Chilling Adventures of Sabrina powróci z 4. sezonem. W momencie pisania newsa w styczniu 2020 roku zdjęcia do niego jeszcze trwają. Roberto Aguirre-Sacasa, twórca serialu zapowiada, że 4. sezon również będzie zaskakiwać tak, jak zrobił to trzeci (do tej pory najlepiej oceniana seria). Czytamy,że planuje on zrobić coś w stylu demonicznej wersji The Crown, czyli będzie pałacowa intryga w piekle, walka o władze pomiędzy Lucyferem Lilith i Sabriną. To jest coś, co będzie istotną częścią nowych odcinków.
- Walka o władze głównie rozgrywa się pomiędzy Lilith a Lucyferem. To jest większy wątek, który ciągniemy od początku serialu. Sabrina jest tak naprawdę pośrodku tego konfliktu, a nowe nienarodzone jeszcze dziecko szatana też odgrywa w tym istotną rolę - zapowiada.
4. sezon Chilling Adventures of Sabrina ma bardzo inspirować się twórczością H.P. Lovecrafta. Twórca mówi, że weźmie sporo pomysłów, jak w sposób pierwotny wywoływać strach i grozę, i rzuci to w stronę Sabriny i Spellmanów. Greendale ma stać się polem epickiej bitwy dobra ze złem. Mówi, że będzie to coś z wielkim rozmachem.
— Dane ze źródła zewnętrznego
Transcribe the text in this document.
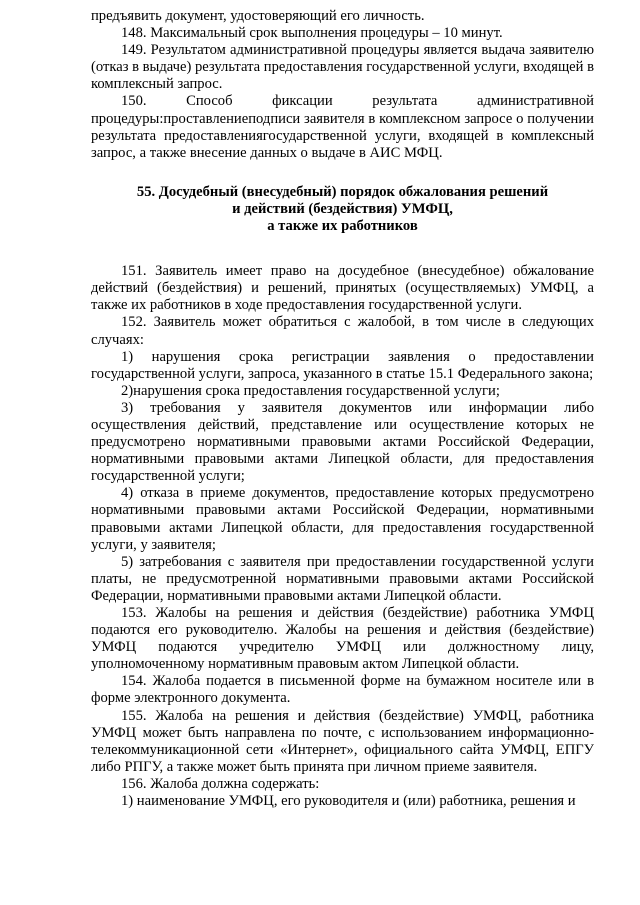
предъявить документ, удостоверяющий его личность.

148. Максимальный срок выполнения процедуры – 10 минут.

149. Результатом административной процедуры является выдача заявителю (отказ в выдаче) результата предоставления государственной услуги, входящей в комплексный запрос.

150. Способ фиксации результата административной процедуры:проставлениеподписи заявителя в комплексном запросе о получении результата предоставлениягосударственной услуги, входящей в комплексный запрос, а также внесение данных о выдаче в АИС МФЦ.

55. Досудебный (внесудебный) порядок обжалования решений
и действий (бездействия) УМФЦ,
а также их работников

151. Заявитель имеет право на досудебное (внесудебное) обжалование действий (бездействия) и решений, принятых (осуществляемых) УМФЦ, а также их работников в ходе предоставления государственной услуги.

152. Заявитель может обратиться с жалобой, в том числе в следующих случаях:

1) нарушения срока регистрации заявления о предоставлении государственной услуги, запроса, указанного в статье 15.1 Федерального закона;

2)нарушения срока предоставления государственной услуги;

3) требования у заявителя документов или информации либо осуществления действий, представление или осуществление которых не предусмотрено нормативными правовыми актами Российской Федерации, нормативными правовыми актами Липецкой области, для предоставления государственной услуги;

4) отказа в приеме документов, предоставление которых предусмотрено нормативными правовыми актами Российской Федерации, нормативными правовыми актами Липецкой области, для предоставления государственной услуги, у заявителя;

5) затребования с заявителя при предоставлении государственной услуги платы, не предусмотренной нормативными правовыми актами Российской Федерации, нормативными правовыми актами Липецкой области.

153. Жалобы на решения и действия (бездействие) работника УМФЦ подаются его руководителю. Жалобы на решения и действия (бездействие) УМФЦ подаются учредителю УМФЦ или должностному лицу, уполномоченному нормативным правовым актом Липецкой области.

154. Жалоба подается в письменной форме на бумажном носителе или в форме электронного документа.

155. Жалоба на решения и действия (бездействие) УМФЦ, работника УМФЦ может быть направлена по почте, с использованием информационно-телекоммуникационной сети «Интернет», официального сайта УМФЦ, ЕПГУ либо РПГУ, а также может быть принята при личном приеме заявителя.

156. Жалоба должна содержать:

1) наименование УМФЦ, его руководителя и (или) работника, решения и
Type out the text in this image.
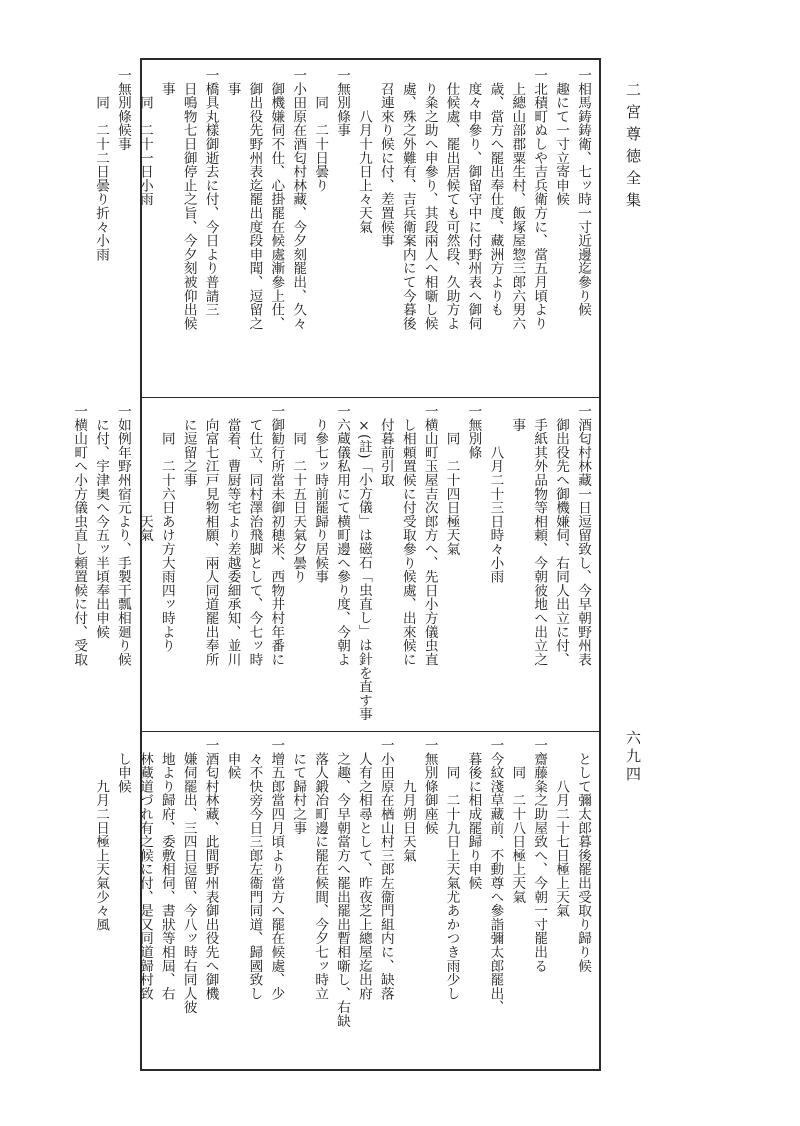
二宮尊徳全集
六九四
一相馬鋳鋳衛、七ッ時一寸近邊迄參り候
　趣にて一寸立寄申候
一北積町ぬしや吉兵衛方に、當五月頃より
　上總山部郡粟生村、飯塚屋惣三郎六男六
　歳、當方へ罷出奉仕度、藏洲方よりも
　度々申參り、御留守中に付野州表へ御伺
　仕候處、罷出居候ても可然段、久助方よ
　り粂之助へ申參り、其段兩人へ相噺し候
　處、殊之外難有、吉兵衛案内にて今暮後
　召連來り候に付、差置候事
　　　八月十九日上々天氣
一無別條事
　　同　二十日曇り
一小田原在酒匂村林藏、今夕刻罷出、久々
　御機嫌伺不仕、心掛罷在候處漸參上仕、
　御出役先野州表迄罷出度段申聞、逗留之
　事
一橋具丸樣御逝去に付、今日より普請三
　日鳴物七日御停止之旨、今夕刻被仰出候
　事
　　同　二十一日小雨
一無別條候事
　　同　二十二日曇り折々小雨
一酒匂村林藏一日逗留致し、今早朝野州表
　御出役先へ御機嫌伺、右同人出立に付、
　手紙其外品物等相頼、今朝彼地へ出立之
　事
　　　八月二十三日時々小雨
一無別條
　　同　二十四日極天氣
一横山町玉屋吉次郎方へ、先日小方儀虫直
　し相頼置候に付受取參り候處、出來候に
　付暮前引取
　×(註)「小方儀」は磁石「虫直し」は針を直す事
一六蔵儀私用にて横町邊へ參り度、今朝よ
　り參七ッ時前罷歸り居候事
　　同　二十五日天氣夕曇り
一御勧行所當未御初穂米、西物井村年番に
　て仕立、同村澤治飛脚として、今七ッ時
　當着、曹厨等宅より差越委細承知、並川
　向富七江戸見物相願、兩人同道罷出奉所
　に逗留之事
　　同　二十六日あけ方大雨四ッ時より
　　　　　　　　天氣
一如例年野州宿元より、手製干瓢相廻り候
　に付、宇津奥へ今五ッ半頃奉出申候
一横山町へ小方儀虫直し頼置候に付、受取
　として彌太郎暮後罷出受取り歸り候
　　　八月二十七日極上天氣
一齋藤粂之助屋致へ、今朝一寸罷出る
　　同　二十八日極上天氣
一今紋淺草藏前、不動尊へ參詣彌太郎罷出、
　暮後に相成罷歸り申候
　　同　二十九日上天氣尤あかつき雨少し
一無別條御座候
　　　九月朔日天氣
一小田原在楢山村三郎左衞門組内に、缺落
　人有之相尋として、昨夜芝上總屋迄出府
　之趣、今早朝當方へ罷出罷出暫相噺し、右缺
　落人鍛冶町邊に罷在候間、今夕七ッ時立
　にて歸村之事
一增五郎當四月頃より當方へ罷在候處、少
　々不快旁今日三郎左衞門同道、歸國致し
　申候
一酒匂村林藏、此間野州表御出役先へ御機
　嫌伺罷出、三四日逗留、今八ッ時右同人彼
　地より歸府、委敷相伺、書狀等相屆、右
　林藏道づれ有之候に付、是又同道歸村致
　し申候
　　　九月二日極上天氣少々風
Nowy złoczyńca w Chilling Adventures of Sabrina

Głównym czarnym charakterem 4. sezonu mają być tzw. Eldritch Terrors, które zostały uwolnione w finałowym odcinku. Twórca tłumaczy, że ma to wyglądać tak: każdy odcinek przedstawi wielkiego złoczyńcę reprezentującego jakąś pierwotną grozę, lęk. To też pozwoli umocnić pozycję Blackwooda, który przejdzie dalszą przemianę po tym, co zrobił.

Chilling Adventures of Sabrina - kiedy premiera 4. sezonu?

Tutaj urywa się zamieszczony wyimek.